Section 185: Wearing a Mask or Disguise to Evade Police
Note that you do not have to go to the trouble of wearing an elaborately-fashioned effigy of Batman, Barack Obama or Groucho Marx; a simple balaclava or bandana can land you in hot water. This code specifically, and only, relates to using a mask/disguise to evade arrest or to escape from law enforcement. If you are charged with using a disguise or mask during the commission of a crime, you cannot be prosecuted under Section 185 as well.
How would our firm, as your legal representative, defend you against a 185? The prosecution has to prove intent, which is hard to do. We might argue that you were wearing a bandana because you are allergic to dust, or you wore the Batman mask because you were on your way to a costume party. Another approach would be to deny that you were guilty of committing the underlying crime.

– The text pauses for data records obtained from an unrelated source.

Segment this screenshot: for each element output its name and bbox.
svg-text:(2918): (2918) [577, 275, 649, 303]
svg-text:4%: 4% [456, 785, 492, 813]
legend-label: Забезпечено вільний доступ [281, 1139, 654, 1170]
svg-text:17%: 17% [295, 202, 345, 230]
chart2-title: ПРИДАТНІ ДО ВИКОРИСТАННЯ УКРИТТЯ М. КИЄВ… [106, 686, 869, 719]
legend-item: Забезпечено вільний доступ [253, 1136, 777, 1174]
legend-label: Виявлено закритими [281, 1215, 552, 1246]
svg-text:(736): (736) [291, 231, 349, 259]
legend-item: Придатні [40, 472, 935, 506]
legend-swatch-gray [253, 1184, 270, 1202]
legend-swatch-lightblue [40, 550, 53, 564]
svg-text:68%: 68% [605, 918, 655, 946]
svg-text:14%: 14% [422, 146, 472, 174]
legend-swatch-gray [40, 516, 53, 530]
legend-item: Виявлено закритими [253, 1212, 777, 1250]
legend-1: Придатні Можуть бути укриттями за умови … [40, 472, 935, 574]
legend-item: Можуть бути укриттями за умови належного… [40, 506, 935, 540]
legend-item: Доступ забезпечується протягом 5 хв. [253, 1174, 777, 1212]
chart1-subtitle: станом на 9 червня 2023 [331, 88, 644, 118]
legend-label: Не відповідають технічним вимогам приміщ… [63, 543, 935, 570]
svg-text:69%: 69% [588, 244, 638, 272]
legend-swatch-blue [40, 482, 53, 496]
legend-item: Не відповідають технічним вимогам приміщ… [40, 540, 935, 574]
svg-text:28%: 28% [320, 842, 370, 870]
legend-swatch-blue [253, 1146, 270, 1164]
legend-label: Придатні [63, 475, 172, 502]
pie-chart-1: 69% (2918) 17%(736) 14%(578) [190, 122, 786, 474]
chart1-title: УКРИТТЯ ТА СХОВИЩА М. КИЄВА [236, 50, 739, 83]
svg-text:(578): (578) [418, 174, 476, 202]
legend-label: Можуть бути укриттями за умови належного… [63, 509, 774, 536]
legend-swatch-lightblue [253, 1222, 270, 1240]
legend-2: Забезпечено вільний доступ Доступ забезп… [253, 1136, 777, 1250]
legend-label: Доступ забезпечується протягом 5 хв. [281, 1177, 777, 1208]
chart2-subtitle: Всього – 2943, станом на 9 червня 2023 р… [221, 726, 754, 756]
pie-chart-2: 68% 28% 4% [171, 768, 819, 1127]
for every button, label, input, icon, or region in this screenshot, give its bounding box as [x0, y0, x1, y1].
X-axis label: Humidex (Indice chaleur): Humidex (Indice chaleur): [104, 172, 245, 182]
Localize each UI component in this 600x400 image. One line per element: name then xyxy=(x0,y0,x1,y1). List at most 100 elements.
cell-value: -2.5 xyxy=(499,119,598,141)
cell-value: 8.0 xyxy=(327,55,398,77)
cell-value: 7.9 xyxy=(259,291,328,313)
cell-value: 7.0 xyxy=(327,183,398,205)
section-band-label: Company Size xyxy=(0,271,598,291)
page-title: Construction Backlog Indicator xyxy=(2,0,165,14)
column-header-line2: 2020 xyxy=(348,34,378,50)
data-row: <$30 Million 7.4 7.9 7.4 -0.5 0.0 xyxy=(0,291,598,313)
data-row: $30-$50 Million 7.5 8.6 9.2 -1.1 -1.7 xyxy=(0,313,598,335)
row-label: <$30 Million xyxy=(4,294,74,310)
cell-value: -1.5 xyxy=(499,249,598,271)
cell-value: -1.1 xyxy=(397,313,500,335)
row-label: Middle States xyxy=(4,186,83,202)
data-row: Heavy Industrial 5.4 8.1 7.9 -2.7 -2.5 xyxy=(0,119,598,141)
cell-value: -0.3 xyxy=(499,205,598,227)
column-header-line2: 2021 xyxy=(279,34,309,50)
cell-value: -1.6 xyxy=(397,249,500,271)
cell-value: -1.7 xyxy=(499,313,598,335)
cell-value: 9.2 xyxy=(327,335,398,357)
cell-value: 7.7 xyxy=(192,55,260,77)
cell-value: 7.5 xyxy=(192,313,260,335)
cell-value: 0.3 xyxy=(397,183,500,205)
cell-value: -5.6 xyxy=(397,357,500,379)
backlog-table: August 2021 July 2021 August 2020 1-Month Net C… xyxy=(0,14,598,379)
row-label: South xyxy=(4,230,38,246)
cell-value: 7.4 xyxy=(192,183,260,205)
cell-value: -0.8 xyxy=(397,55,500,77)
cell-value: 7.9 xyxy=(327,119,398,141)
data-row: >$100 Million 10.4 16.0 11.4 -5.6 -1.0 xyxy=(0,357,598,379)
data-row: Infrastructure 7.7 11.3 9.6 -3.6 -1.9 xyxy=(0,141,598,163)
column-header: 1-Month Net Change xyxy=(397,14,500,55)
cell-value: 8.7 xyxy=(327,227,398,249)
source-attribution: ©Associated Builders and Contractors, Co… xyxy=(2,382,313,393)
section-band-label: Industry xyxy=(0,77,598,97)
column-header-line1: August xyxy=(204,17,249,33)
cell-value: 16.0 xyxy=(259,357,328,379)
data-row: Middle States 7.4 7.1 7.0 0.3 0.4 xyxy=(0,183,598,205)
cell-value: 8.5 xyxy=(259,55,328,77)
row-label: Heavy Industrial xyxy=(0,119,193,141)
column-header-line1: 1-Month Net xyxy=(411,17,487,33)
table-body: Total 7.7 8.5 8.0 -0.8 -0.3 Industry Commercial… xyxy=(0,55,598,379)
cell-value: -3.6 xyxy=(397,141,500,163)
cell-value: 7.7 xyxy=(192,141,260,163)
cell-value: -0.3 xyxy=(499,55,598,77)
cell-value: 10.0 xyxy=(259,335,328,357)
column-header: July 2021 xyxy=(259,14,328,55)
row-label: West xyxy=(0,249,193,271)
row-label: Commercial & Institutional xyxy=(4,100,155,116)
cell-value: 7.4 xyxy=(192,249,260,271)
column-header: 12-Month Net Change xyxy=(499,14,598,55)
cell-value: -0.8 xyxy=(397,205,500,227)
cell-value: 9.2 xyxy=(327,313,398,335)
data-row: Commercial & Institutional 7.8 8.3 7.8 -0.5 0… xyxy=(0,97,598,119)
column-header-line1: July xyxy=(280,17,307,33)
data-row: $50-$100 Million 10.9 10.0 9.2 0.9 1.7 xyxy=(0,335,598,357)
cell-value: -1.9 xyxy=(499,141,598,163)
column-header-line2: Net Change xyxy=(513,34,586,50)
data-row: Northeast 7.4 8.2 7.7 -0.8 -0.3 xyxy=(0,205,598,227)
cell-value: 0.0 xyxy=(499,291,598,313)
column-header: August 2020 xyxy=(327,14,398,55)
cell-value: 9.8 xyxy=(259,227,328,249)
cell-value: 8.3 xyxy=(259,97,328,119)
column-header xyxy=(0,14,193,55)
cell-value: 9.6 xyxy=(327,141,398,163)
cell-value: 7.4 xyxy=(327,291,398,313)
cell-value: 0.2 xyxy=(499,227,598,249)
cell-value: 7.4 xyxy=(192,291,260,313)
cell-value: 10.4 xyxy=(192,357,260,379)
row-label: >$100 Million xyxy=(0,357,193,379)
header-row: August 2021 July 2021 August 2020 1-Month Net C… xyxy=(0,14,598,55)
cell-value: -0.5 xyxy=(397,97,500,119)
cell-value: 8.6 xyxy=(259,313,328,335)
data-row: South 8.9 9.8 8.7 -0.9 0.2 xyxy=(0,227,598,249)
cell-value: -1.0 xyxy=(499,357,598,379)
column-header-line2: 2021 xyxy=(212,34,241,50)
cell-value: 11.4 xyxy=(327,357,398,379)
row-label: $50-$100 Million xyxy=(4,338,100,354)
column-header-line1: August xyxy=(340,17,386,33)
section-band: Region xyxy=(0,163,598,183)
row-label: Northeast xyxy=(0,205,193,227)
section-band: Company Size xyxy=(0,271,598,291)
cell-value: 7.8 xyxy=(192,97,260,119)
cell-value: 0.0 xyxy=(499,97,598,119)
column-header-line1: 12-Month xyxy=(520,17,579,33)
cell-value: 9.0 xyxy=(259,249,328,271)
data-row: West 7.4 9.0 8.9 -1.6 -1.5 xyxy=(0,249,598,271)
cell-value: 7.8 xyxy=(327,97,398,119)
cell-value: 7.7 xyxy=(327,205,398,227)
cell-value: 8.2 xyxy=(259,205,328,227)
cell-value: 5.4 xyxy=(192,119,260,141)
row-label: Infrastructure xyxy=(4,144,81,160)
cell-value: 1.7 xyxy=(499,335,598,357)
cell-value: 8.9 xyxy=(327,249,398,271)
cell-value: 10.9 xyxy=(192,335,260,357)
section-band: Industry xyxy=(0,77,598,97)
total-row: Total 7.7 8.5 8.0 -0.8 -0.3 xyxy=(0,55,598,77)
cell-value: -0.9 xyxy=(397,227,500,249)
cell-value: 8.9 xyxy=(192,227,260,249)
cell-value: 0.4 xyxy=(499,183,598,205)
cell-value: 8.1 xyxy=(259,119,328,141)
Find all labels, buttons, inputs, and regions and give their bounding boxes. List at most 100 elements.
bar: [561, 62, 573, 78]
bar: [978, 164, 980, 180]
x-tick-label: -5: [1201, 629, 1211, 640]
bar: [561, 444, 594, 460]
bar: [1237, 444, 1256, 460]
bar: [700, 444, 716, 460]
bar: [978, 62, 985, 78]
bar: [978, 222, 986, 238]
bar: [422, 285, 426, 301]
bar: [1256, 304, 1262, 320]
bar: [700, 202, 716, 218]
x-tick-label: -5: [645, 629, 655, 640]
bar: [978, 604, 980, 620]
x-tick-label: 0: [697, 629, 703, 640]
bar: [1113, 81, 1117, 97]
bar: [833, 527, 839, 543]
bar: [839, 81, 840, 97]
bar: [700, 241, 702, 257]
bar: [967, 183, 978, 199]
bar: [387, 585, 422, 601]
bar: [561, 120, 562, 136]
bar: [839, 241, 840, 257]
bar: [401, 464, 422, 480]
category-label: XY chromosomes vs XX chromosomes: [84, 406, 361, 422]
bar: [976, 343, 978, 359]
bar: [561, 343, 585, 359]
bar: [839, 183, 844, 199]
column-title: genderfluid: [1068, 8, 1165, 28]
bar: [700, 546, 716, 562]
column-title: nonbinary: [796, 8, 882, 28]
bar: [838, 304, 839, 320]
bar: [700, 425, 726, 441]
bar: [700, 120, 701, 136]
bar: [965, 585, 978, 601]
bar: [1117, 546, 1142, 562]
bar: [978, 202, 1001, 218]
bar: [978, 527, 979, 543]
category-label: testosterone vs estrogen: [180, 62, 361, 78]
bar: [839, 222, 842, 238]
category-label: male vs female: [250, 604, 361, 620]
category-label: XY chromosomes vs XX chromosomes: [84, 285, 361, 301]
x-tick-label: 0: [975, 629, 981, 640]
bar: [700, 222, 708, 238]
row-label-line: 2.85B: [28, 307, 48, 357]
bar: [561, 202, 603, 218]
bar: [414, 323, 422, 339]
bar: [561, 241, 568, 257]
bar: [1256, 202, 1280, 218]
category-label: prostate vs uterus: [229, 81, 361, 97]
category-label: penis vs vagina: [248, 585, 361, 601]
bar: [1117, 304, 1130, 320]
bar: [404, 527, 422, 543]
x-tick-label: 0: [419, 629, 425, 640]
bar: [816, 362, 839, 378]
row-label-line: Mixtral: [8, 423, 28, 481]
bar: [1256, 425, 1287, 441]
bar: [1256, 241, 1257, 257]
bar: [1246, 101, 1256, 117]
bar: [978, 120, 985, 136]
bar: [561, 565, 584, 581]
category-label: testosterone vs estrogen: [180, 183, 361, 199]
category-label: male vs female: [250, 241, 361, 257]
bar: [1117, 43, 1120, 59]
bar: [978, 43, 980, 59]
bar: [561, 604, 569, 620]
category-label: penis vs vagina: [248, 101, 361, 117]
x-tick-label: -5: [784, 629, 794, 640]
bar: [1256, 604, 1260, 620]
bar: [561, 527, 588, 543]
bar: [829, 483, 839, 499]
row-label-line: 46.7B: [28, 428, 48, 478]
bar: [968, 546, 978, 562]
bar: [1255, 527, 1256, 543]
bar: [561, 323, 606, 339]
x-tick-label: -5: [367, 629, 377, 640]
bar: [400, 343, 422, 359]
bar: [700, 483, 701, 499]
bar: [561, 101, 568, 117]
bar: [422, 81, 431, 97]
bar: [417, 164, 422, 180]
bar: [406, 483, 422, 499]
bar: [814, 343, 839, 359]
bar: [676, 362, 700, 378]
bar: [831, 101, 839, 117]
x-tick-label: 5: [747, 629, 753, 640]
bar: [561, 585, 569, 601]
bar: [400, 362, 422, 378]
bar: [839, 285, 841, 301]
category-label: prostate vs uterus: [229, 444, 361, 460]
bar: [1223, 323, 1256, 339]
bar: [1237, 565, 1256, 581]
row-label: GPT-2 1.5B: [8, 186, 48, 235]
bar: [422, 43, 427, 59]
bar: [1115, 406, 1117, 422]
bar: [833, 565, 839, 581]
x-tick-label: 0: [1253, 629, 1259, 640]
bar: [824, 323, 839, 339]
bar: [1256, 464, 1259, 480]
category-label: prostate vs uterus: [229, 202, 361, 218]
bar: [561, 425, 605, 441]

Sections 403 and 302: Disturbing a meeting/religious meeting, respectively
Section 403, Disturbing a Public Meeting or Assembly, impinges on the First Amendment, an individual’s rights of free speech and freedom of assembly. By simply playing a loud boom box outside where a meeting is taking place, you may find yourself being arrested for violation of this section of the Penal Code. You might also find the hand of the law reaching out to the back of your collar for chanting loudly at a prayer meeting in violation of Section 302. The difference between the two crimes is that violating Section 302 carries a possible penalty of one year in prison, as opposed to a maximum of six months for a 403. This reflects the public policy to protect the sanctity of religious gatherings.
How would we defend you against a charge of disturbing a meeting, religious or otherwise? The prosecution must prove that the defendant knew that his acts would violate the meeting. We might argue that the defendant was not warned or asked to stop his actions.